OK, donc on a le doit de
faire des choses sauf quand on n'a pas le droit de les faire, c'est
très utile ça, merci beaucoup. (Bon, je suis un peu de mauvaise foi,
ça nous dit au moins que les limites doivent être tracées à l'avance
par la loi. Mais ça laisse à cette fameuse loi le soin de décider ce
qui est un abus
, donc, finalement, de définir le concept.)

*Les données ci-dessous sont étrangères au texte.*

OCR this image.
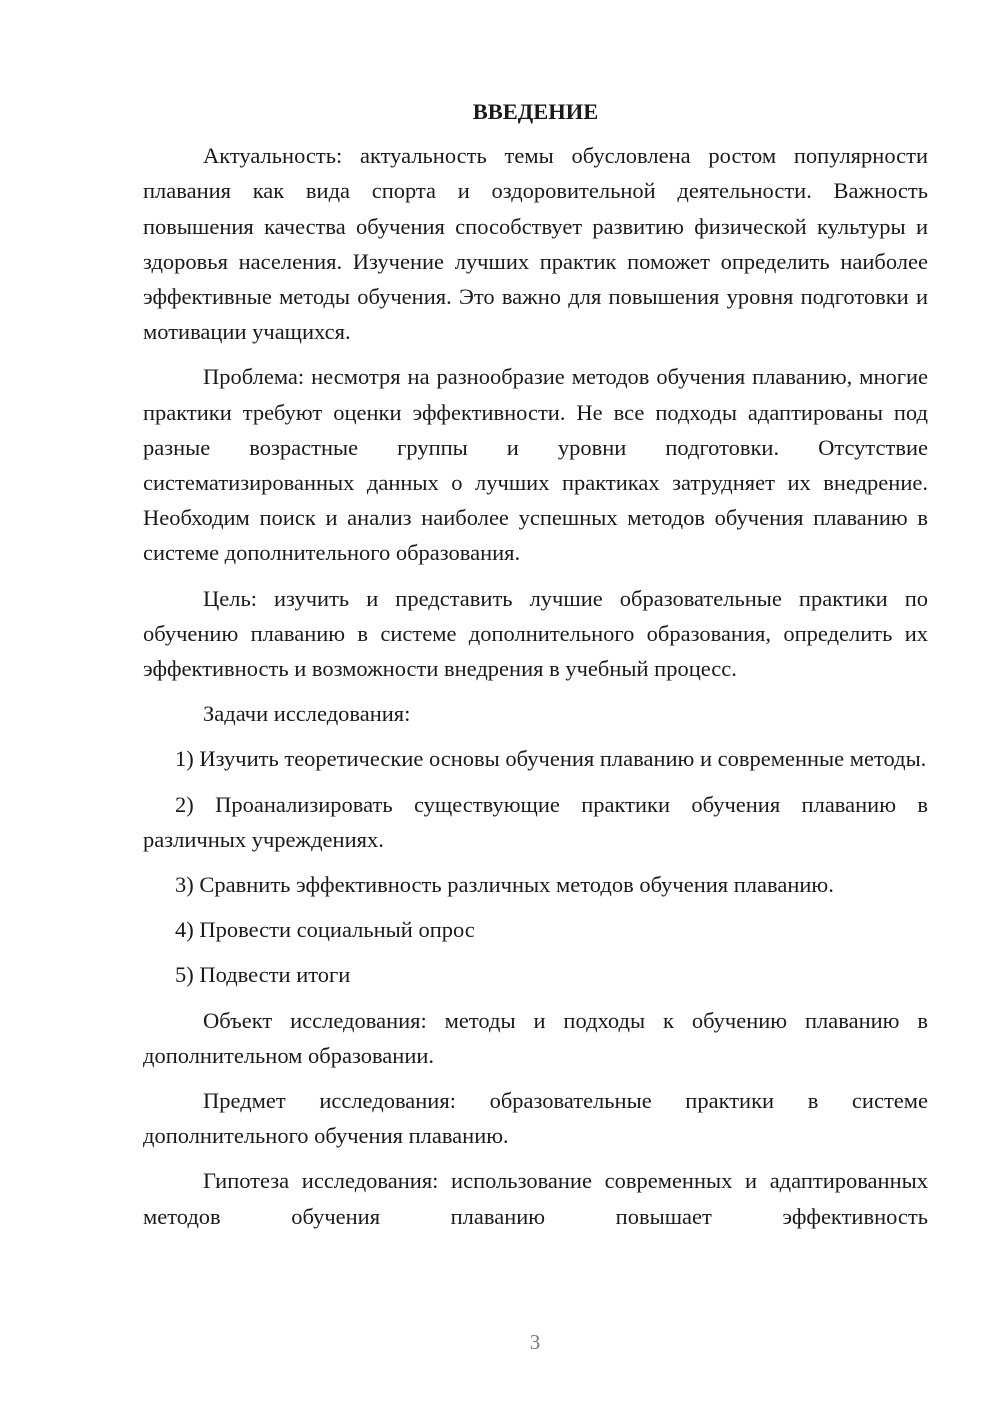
ВВЕДЕНИЕ

Актуальность: актуальность темы обусловлена ростом популярности плавания как вида спорта и оздоровительной деятельности. Важность повышения качества обучения способствует развитию физической культуры и здоровья населения. Изучение лучших практик поможет определить наиболее эффективные методы обучения. Это важно для повышения уровня подготовки и мотивации учащихся.

Проблема: несмотря на разнообразие методов обучения плаванию, многие практики требуют оценки эффективности. Не все подходы адаптированы под разные возрастные группы и уровни подготовки. Отсутствие систематизированных данных о лучших практиках затрудняет их внедрение. Необходим поиск и анализ наиболее успешных методов обучения плаванию в системе дополнительного образования.

Цель: изучить и представить лучшие образовательные практики по обучению плаванию в системе дополнительного образования, определить их эффективность и возможности внедрения в учебный процесс.

Задачи исследования:

1) Изучить теоретические основы обучения плаванию и современные методы.

2) Проанализировать существующие практики обучения плаванию в различных учреждениях.

3) Сравнить эффективность различных методов обучения плаванию.

4) Провести социальный опрос

5) Подвести итоги

Объект исследования: методы и подходы к обучению плаванию в дополнительном образовании.

Предмет исследования: образовательные практики в системе дополнительного обучения плаванию.

Гипотеза исследования: использование современных и адаптированных методов обучения плаванию повышает эффективность

3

C'est à peine plus clair dans la Déclaration universelle des droits
de l'homme (article 19) : Tout individu a droit à la liberté
d'opinion et d'expression, ce qui implique le droit de ne pas être
inquiété pour ses opinions et celui de chercher, de recevoir et de
répandre, sans considérations de frontières, les informations et les
idées par quelque moyen d'expression que ce soit.
Vous avez ce
droit, mais on ne dit pas exactement en quoi consiste ce droit. On
vous en donne cependant un corollaire, ce qui est déjà bien, mais le
mot inquiété
est un chouïa vague. Bon, ce texte ne prétend pas
avoir une portée normative mais aussi être un idéal commun à
atteindre par tous les peuples et toutes les nations
, donc il est
peut-être normal qu'il soit plus vague.
L'article 10 de la Convention européenne des droits de l'homme
tente d'être plus précis, mais il est un peu bizarre : il commence par
un énoncé vague (mais un peu moins vauge que les
précédents) : Toute personne a droit à la liberté d'expression. Ce
droit comprend la liberté d'opinion et la liberté de recevoir ou de
communiquer des informations ou des idées sans qu'il puisse y avoir
ingérence d'autorités publiques et sans considération de frontière
(le mot publiques
ici apporte une restriction énorme, et je
vais y revenir) ; après ça, on a plein de restrictions un peu ad hoc
(permettant d'imposer certaines formalités, conditions,
restrictions ou sanctions prévues par la loi, qui constituent des
mesures nécessaires, dans une société démocratique, à la sécurité
nationale, à l'intégrité territoriale ou à la sûreté publique, à la
défense de l'ordre et à la prévention du crime, à la protection de la
santé ou de la morale, à la protection de la réputation ou des droits
d'autrui, pour empêcher la divulgation d'informations confidentielles
ou pour garantir l'autorité et l'impartialité du pouvoir
judiciaire
). Certaines de ces restrictions à la liberté
d'expression sont étroites (il peut y avoir un régime d'autorisations
pour la télévision, soit, c'est juste un peu technique), d'autres
dangereusement vagues (la morale
‽). Mais au moins on sent une
tentative d'être plus clair.
Je pourrais encore citer la Constitution de l'Afrique du Sud (c'est
une référence parce que c'est une constitution moderne et que son
énonciation des droits fondamentaux est une des plus développée du
monde), article 16 : 1. Everyone has the right to
freedom of expression, which includes: a. freedom of the press and
other media; b. freedom to receive or impart information or ideas;
c. freedom of artistic creativity; and d. academic freedom and freedom
of scientific research. 2. The right in subsection (1) does not
extend to: a. propaganda for war; b. incitement of imminent violence;
or c. advocacy of hatred that is based on race, ethnicity, gender or
religion, and that constitutes incitement to cause harm.
Là
aussi, il y a une tentative intéressante pour mettre certaines
limites, positives dans l'alinéa (1) (la liberté d'expression inclut
certaines choses), négatives dans le (2) (elle n'inclut pas ces autres
choses), mais ce sont plutôt des exemples qu'une vraie définition, et
dans toutes sortes d'autres directions on reste dans le vague.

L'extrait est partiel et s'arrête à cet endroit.